09/02/2014 12:31 EDT | Updated 11/02/2014 05:59 EST

Educators Need to Embrace Change

Shutterstock / michaeljung

About 200 years ago in Austria, women started to go to the hospital to have their babies instead of having them at home. Surprisingly, the percentage of women dying in childbirth then began to rise. In one Vienna hospital in the 1840's, 20-30 per cent of women were dying in childbirth -- most from puerperal fever. Their doctors, unaware of the existence of germs, routinely went from doing autopsies on pustulant corpses to delivering babies -- without washing their hands in between. As a result, many women developed infections and, in an era without antibiotics, died.

A Hungarian doctor, Ignaz Semmelweis, noted that when midwives delivered babies in the same hospital the death rate was more like 2 per cent. He proposed the theory that puerperal fever was contagious, and started making his doctors wash their hands with an antiseptic solution. Immediately, the hospital saw a sharp drop in the incidence of the deadly fever. However, despite this remarkable success, Dr. Semmelweis' theories were forcefully rejected and ridiculed by his contemporaries and his important discovery was largely ignored by the medical establishment until 1879 when Louis Pasteur proved that many diseases are caused by invisible micro-organisms and Joseph Lister, acting on the Pasteur's research, introduced hygienic methods with great success.

It is always hard to change when new information challenges the existing way of doing things. People like their routines, and change is scary and difficult. Often current practitioners have a vested interest in the status quo.

This is how things stand at present in the world of education. New information is challenging the status quo way of doing things, and education decision-makers are doing their level best to dismiss and ignore the new information.

The current approach to education has its roots in the philosophy of Jean-Jacques Rousseau about 250 years ago. Rousseau believed that the key goal of education was to develop children's character and moral sense, and make them "reasoning men" (higher-order thinkers). He wrote that the educational process should be as close as possible to "natural" learning. Rousseau's precepts were given flesh and blood about 100 years ago by John Dewey, who emphasized hands-on learning, teachers as partners in the learning process, independent discovery of meaning, and the like.

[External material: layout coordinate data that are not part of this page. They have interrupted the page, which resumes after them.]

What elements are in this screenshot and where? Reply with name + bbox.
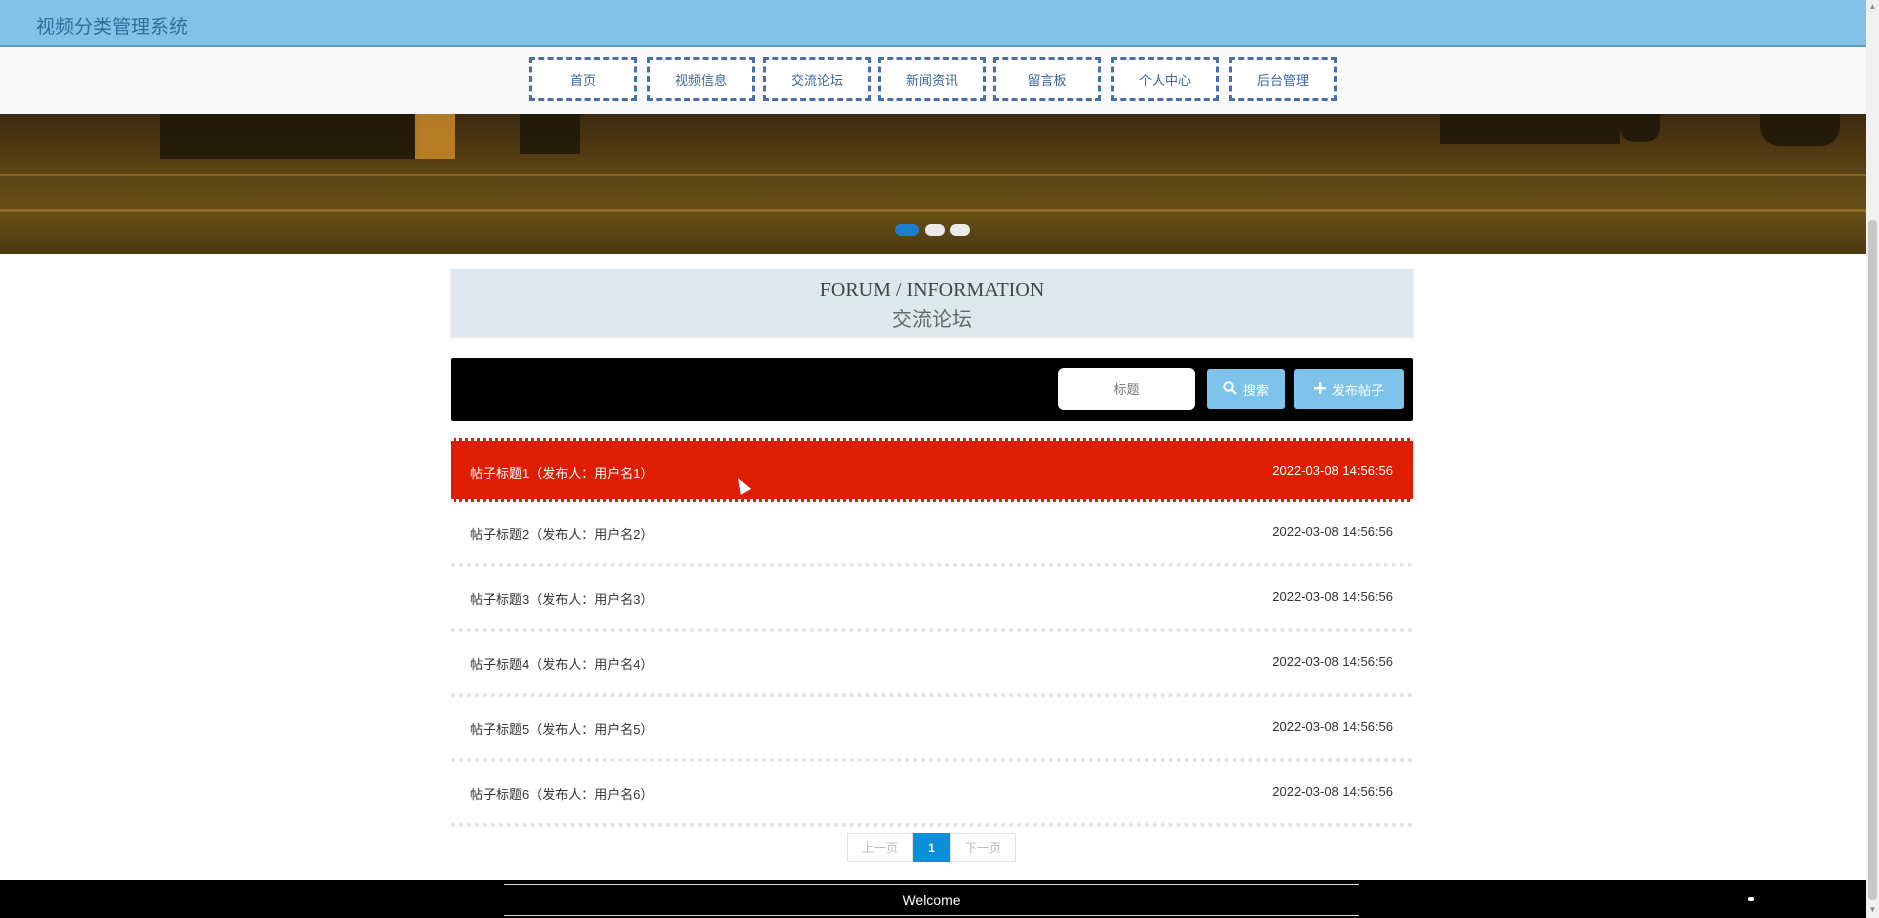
post-list: 帖子标题1（发布人：用户名1） 2022-03-08 14:56:56 帖子标题…	[451, 438, 1413, 827]
banner-boat	[1440, 114, 1620, 144]
nav-item-home[interactable]: 首页	[529, 57, 637, 101]
section-header: FORUM / INFORMATION 交流论坛	[451, 269, 1413, 337]
nav-item-forum[interactable]: 交流论坛	[763, 57, 871, 101]
section-title-cn: 交流论坛	[892, 309, 972, 331]
banner-pillar	[415, 114, 455, 159]
nav-item-video-info[interactable]: 视频信息	[647, 57, 755, 101]
post-title[interactable]: 帖子标题3（发布人：用户名3）	[470, 589, 653, 608]
post-row[interactable]: 帖子标题2（发布人：用户名2） 2022-03-08 14:56:56	[451, 502, 1413, 567]
banner-boat	[1620, 114, 1660, 142]
publish-post-label: 发布帖子	[1331, 382, 1384, 398]
post-row[interactable]: 帖子标题5（发布人：用户名5） 2022-03-08 14:56:56	[451, 697, 1413, 762]
footer: Welcome	[0, 880, 1866, 918]
carousel-dot-3[interactable]	[950, 224, 970, 236]
nav-item-admin[interactable]: 后台管理	[1229, 57, 1337, 101]
post-title[interactable]: 帖子标题1（发布人：用户名1）	[470, 463, 653, 482]
footer-welcome: Welcome	[504, 884, 1359, 916]
plus-icon	[1313, 381, 1326, 397]
post-title[interactable]: 帖子标题4（发布人：用户名4）	[470, 654, 653, 673]
nav-item-news[interactable]: 新闻资讯	[878, 57, 986, 101]
post-time: 2022-03-08 14:56:56	[1272, 719, 1393, 734]
post-time: 2022-03-08 14:56:56	[1272, 589, 1393, 604]
water-reflection	[0, 209, 1866, 212]
page-number-button[interactable]: 1	[913, 833, 950, 862]
page-scrollbar[interactable]: ▲ ▼	[1866, 0, 1879, 918]
post-time: 2022-03-08 14:56:56	[1272, 463, 1393, 478]
scroll-down-icon[interactable]: ▼	[1868, 905, 1877, 914]
post-row[interactable]: 帖子标题4（发布人：用户名4） 2022-03-08 14:56:56	[451, 632, 1413, 697]
search-input[interactable]	[1058, 368, 1195, 410]
banner-pillar	[520, 114, 580, 154]
post-time: 2022-03-08 14:56:56	[1272, 784, 1393, 799]
post-time: 2022-03-08 14:56:56	[1272, 654, 1393, 669]
search-button[interactable]: 搜索	[1207, 369, 1285, 409]
banner-boat	[1760, 114, 1840, 146]
prev-page-button[interactable]: 上一页	[847, 833, 913, 862]
search-bar: 搜索 发布帖子	[451, 358, 1413, 421]
top-header: 视频分类管理系统	[0, 0, 1866, 47]
section-title-en: FORUM / INFORMATION	[819, 279, 1045, 301]
carousel-dot-2[interactable]	[925, 224, 945, 236]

These ideas have been repackaged and renamed many times. The latest iteration is something called "21st-Century Learning", but the basic approach has remained essentially unchanged for more than 100 years. Rousseau's and Dewey's ideas seemed fresh and promising when they were first discussed, but after more than a century of implementation, the results are in. They're not good. Unfortunately, there have been few success stories using this method -- student learning has been disappointing and parents have been disappointed.

For many years there was no educational Louis Pasteur for reformers to rally round, and so educators have been able to cling to their unfortunate philosophies.

This is no longer the case. Researchers in different domains have made huge strides in understanding how the human brain learns. Their findings -- from the fields of cognitive science, neuroscience, pediatrics, and neurology -- have converged. It has now been definitively established that Dewey was wrong. New discoveries about the limits of working memory and how the brain stores and retrieves information point to more effective ways of teaching, which include systematic instruction, the accumulation of knowledge, practice, and memorization.

Unfortunately, many education leaders are ignoring these new findings. Why is that? Dr. Semmelweis could tell you. Resistance to change is a very human impulse, especially when it means admitting error. But it doesn't justify neglecting evidence that could improve learning outcomes for whole generations of students.

It is educators' job to teach the value of scientific thinking. Now it is time for the education community to sit up and take notice of the new science of learning. Who among today's education leaders will be the Joseph Lister of education?